In response to the person who made the comment about the attendees not taking a lot of notes: I was an attendee. I believe every person had something to take notes with. I can't speak for anyone else, but for me, when I was told the attendees would be getting the class in our "My classes"; area and I could review it anytime I wanted, I chose to focus on the moment and not take a ton of notes. The Art of Seeing isn't a class chocked full of camera settings and gear guides; it is about figuring about what impact you want to make with your images and then creating those images followed up with examples and then refining your vision - telling a story. If the presentation had been more of a technical how-to, I might have taken more notes in class. I would encourage people not to be distracted by attendees not taking notes and I would hope after 2 days of instruction, if I enjoyed the presenter, that an informational list of his/her work or upcoming events would be posted so I could find out more.

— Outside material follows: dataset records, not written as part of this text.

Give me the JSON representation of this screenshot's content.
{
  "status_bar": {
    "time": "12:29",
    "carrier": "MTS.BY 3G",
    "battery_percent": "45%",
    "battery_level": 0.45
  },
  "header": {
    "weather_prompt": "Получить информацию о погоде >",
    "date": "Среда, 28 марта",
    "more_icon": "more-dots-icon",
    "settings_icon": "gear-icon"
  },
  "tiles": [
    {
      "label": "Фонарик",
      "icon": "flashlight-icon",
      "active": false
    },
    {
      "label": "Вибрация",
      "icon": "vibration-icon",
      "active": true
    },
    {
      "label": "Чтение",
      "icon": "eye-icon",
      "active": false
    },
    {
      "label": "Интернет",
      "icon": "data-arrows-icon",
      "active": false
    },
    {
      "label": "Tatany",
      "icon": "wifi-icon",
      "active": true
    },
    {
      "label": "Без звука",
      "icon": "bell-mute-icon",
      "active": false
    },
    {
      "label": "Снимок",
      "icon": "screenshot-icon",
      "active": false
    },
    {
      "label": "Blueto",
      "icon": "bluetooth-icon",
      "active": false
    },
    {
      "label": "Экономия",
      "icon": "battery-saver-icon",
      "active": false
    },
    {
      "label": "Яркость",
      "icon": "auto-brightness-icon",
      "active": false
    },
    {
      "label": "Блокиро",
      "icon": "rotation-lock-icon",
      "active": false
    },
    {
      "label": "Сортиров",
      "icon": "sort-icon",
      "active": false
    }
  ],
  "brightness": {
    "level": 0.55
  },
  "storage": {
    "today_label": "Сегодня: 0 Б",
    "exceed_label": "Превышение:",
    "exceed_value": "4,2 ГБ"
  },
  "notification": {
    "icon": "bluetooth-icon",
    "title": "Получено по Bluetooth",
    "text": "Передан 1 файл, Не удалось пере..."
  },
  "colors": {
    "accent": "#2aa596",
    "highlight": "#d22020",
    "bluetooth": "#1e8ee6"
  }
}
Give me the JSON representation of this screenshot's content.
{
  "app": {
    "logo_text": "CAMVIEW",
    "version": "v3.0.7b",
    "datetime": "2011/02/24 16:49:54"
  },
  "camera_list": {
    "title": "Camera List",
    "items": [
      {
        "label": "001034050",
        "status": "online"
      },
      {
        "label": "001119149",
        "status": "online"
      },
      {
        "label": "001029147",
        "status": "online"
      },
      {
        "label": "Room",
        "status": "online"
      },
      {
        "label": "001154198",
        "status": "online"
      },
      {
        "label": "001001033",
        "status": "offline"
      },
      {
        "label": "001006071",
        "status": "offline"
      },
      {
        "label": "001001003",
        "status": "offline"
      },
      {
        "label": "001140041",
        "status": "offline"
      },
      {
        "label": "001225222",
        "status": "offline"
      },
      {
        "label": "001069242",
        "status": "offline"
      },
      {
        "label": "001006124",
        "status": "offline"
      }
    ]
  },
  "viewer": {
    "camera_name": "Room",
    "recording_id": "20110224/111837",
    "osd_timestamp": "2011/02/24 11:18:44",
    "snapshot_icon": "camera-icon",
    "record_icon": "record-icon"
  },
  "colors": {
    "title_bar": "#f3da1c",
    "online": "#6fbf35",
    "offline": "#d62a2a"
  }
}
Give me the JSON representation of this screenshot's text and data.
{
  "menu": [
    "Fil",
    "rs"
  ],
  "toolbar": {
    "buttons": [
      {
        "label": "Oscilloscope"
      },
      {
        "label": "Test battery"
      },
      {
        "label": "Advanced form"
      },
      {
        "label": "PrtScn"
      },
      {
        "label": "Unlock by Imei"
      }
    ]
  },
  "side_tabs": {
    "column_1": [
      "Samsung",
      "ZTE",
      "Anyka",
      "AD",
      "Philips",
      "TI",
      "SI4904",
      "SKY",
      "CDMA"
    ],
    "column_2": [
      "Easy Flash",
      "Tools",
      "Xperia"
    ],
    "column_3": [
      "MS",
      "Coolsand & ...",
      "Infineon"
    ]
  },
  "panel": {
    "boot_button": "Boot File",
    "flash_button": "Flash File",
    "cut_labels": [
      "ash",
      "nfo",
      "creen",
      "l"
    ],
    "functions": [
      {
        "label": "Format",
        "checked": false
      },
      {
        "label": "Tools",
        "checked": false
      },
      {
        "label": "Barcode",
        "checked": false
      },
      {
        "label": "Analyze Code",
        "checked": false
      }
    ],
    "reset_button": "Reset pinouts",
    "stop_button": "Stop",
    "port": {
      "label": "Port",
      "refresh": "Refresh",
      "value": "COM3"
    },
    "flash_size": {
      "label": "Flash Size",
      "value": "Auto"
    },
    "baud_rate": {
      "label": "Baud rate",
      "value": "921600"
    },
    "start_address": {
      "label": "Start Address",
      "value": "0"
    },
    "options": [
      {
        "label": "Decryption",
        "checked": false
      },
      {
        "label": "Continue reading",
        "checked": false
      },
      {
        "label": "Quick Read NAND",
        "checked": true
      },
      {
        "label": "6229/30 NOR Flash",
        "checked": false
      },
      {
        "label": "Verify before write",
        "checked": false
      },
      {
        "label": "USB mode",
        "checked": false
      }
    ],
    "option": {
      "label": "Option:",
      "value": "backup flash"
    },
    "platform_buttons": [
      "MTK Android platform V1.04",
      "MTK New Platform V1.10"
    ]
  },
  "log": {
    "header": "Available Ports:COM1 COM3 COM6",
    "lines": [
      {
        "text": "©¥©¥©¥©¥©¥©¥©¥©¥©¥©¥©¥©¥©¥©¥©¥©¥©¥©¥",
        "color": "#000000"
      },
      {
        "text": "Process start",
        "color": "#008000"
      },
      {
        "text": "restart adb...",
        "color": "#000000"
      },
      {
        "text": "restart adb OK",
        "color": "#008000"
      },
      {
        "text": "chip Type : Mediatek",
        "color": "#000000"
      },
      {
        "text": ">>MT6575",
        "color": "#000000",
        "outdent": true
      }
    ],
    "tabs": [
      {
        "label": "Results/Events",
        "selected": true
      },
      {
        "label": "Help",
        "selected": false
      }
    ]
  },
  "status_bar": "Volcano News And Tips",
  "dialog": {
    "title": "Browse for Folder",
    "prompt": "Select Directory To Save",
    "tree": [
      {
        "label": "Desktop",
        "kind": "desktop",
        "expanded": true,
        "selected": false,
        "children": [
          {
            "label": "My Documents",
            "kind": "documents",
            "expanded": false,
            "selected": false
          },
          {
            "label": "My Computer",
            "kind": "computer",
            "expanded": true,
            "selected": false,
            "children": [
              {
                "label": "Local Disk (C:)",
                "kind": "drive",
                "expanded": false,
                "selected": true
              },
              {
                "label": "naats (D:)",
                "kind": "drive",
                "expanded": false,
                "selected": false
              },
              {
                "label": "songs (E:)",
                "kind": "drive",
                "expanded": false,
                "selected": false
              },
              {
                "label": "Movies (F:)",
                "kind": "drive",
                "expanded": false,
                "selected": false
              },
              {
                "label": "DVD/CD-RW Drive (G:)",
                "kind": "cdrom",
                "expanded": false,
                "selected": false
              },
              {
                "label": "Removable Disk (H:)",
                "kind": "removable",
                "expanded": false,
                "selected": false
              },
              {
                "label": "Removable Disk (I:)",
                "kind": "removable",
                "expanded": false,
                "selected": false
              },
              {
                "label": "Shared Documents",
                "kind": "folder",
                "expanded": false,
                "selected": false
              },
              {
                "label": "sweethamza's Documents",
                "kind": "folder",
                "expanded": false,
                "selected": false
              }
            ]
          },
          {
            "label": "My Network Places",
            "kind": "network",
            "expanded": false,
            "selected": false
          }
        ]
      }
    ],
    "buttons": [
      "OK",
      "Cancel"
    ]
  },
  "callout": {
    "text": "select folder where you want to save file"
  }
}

Frans Lanting is a fantastic storyteller. His willingness to show his vision and share his wisdom says much about who he is. He is one of the greatest photographers of our time. His desire to be eye to eye with the animals shows us the humanity in them, and in doing that, slowly helps to erase the line between Them and Us, making us all One. Just like Ansel Adams exposed us to and charged us with the knowledge of things we didn't know existed, therefore making us responsible for their safekeeping, Frans reveals animals to us that most of us will never have contact with outside of a zoo. He takes us into their living room, introduces us, enchants us, and then exposes how our actions impact them. But more than that, he doesn't just take us to far off and fantastic places, he looks in his very own community. Not all of us can be a National Geographic photographer, but this class shares with us how we all can make a difference in our own communities. And THAT, well, we are all capable of that.

Robert Felice
 

This was a very good course, I learned a lot from the lectures, and I also picked up some good tips. Frans spent a bit of time trying to convince us that being a National Geographic photographer is nowhere as glamorous as you imagined it to be. He also emphasized just how much time it takes to capture a great image. I found the Field Trip lessons were useful demonstrations of how to work a scene, The last three lessons were about Frans' LIFE project, which I found interesting, but somewhat incidental to the main subject of the course. The images were breathtaking, however, and perhaps they will inspire me.